Sonder

John Koenig initially used this new word in 2012 in his project, The Dictionary of Obscure Sorrows. His work aims to develop new terms for emotions that currently lack words. The German word for sorrow reportedly inspires his newly coined term.    

The complete definition in his dictionary is “the realization that each random passerby is living a life as vivid and complex as your own – populated with their own ambitions, friends, routines, worries and inherited craziness – an epic story that continues invisibly around you like an anthill sprawling deep underground, with elaborate passageways to thousands of other lives that you’ll never know existed, in which you might appear only once, as an extra sipping coffee in the background, as a blur of traffic passing on the highway, as a lighted window at dusk.”

Other dictionaries give it this simplified definition. “The realization that there aren’t any main characters in the world, and everyone has a complex life, thoughts, crushes, relatives, dreams, and mind just as your own.”

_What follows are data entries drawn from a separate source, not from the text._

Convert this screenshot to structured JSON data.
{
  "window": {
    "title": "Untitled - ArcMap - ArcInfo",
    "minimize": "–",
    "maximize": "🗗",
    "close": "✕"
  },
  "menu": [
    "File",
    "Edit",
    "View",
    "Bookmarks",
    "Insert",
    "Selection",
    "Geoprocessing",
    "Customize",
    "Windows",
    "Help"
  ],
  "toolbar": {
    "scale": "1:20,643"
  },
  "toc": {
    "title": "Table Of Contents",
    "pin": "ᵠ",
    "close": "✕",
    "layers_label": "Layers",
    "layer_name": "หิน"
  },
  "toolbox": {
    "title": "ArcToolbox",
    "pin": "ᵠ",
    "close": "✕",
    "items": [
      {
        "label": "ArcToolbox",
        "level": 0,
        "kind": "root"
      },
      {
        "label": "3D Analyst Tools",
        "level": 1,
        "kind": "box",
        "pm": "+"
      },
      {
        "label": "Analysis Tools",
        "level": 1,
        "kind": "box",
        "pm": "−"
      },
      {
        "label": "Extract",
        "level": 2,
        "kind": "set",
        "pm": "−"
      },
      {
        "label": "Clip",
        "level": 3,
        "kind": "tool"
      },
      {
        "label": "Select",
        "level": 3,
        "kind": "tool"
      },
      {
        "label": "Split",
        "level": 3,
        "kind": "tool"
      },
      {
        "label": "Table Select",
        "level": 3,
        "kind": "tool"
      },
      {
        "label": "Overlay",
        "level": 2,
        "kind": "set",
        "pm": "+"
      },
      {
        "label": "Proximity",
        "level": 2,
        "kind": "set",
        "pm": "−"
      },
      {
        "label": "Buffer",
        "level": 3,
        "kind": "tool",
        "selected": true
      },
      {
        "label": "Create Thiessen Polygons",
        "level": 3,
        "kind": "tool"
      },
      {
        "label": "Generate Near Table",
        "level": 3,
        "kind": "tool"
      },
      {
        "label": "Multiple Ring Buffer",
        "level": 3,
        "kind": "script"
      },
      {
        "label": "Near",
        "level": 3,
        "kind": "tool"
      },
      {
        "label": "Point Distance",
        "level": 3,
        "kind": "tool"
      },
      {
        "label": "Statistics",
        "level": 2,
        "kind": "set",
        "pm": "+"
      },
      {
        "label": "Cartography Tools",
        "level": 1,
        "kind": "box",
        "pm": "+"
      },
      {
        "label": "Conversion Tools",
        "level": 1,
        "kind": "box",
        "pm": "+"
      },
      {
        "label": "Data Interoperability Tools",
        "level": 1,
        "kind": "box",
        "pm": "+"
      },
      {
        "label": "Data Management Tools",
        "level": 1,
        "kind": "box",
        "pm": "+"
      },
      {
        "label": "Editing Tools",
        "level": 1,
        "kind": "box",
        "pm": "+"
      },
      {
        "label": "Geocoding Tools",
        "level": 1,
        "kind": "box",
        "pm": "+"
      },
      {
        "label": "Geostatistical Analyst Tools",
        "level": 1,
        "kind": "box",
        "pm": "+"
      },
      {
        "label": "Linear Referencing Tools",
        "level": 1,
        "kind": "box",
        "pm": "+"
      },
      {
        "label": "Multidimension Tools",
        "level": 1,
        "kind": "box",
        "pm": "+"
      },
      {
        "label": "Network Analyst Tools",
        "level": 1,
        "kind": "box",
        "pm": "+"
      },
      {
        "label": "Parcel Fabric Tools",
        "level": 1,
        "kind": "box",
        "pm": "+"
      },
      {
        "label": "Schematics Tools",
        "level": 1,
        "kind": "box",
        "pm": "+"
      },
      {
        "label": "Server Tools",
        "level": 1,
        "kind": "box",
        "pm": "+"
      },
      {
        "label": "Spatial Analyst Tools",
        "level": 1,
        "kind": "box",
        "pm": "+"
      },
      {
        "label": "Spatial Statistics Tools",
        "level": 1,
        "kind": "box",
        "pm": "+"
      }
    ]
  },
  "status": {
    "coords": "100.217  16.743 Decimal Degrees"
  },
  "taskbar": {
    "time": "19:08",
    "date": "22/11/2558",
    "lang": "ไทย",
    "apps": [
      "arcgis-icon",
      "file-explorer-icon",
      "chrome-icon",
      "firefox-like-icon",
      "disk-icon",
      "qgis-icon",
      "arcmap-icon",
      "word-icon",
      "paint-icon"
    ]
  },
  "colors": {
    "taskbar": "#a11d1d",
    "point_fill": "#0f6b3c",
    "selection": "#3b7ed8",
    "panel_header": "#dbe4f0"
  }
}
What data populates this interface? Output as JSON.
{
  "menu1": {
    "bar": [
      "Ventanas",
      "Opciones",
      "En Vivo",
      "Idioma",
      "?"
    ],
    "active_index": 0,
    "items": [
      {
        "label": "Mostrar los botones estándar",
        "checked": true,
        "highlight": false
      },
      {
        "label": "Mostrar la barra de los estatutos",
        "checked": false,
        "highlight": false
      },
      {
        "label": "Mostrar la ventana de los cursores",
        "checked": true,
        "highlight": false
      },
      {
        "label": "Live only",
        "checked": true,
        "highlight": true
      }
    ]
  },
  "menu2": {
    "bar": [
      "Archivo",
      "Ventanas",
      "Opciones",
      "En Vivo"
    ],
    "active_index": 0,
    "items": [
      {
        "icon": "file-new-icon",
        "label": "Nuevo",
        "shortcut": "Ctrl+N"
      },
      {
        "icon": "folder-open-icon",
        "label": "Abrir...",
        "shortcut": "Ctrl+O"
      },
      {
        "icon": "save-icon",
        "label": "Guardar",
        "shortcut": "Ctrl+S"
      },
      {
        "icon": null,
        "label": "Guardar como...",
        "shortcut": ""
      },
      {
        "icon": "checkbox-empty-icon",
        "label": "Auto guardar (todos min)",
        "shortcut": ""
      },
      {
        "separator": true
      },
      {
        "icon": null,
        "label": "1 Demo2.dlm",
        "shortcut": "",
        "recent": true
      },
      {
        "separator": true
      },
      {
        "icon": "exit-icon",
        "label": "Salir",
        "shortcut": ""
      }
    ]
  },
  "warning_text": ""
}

The primary idea is that every single person has a story. So while you may be the main character in your story, you also understand that you are a background player in someone else’s story.

As a believer, we understand that God can use our scene in their story to impact its outcome. Everyone we meet has their own tale, but we have the opportunity to interject love, grace, kindness, and hope where it has been lacking.

Sonder is a good feeling, but that does not make you less important. On the contrary, it gives you the chance to impact other people’s stories for good.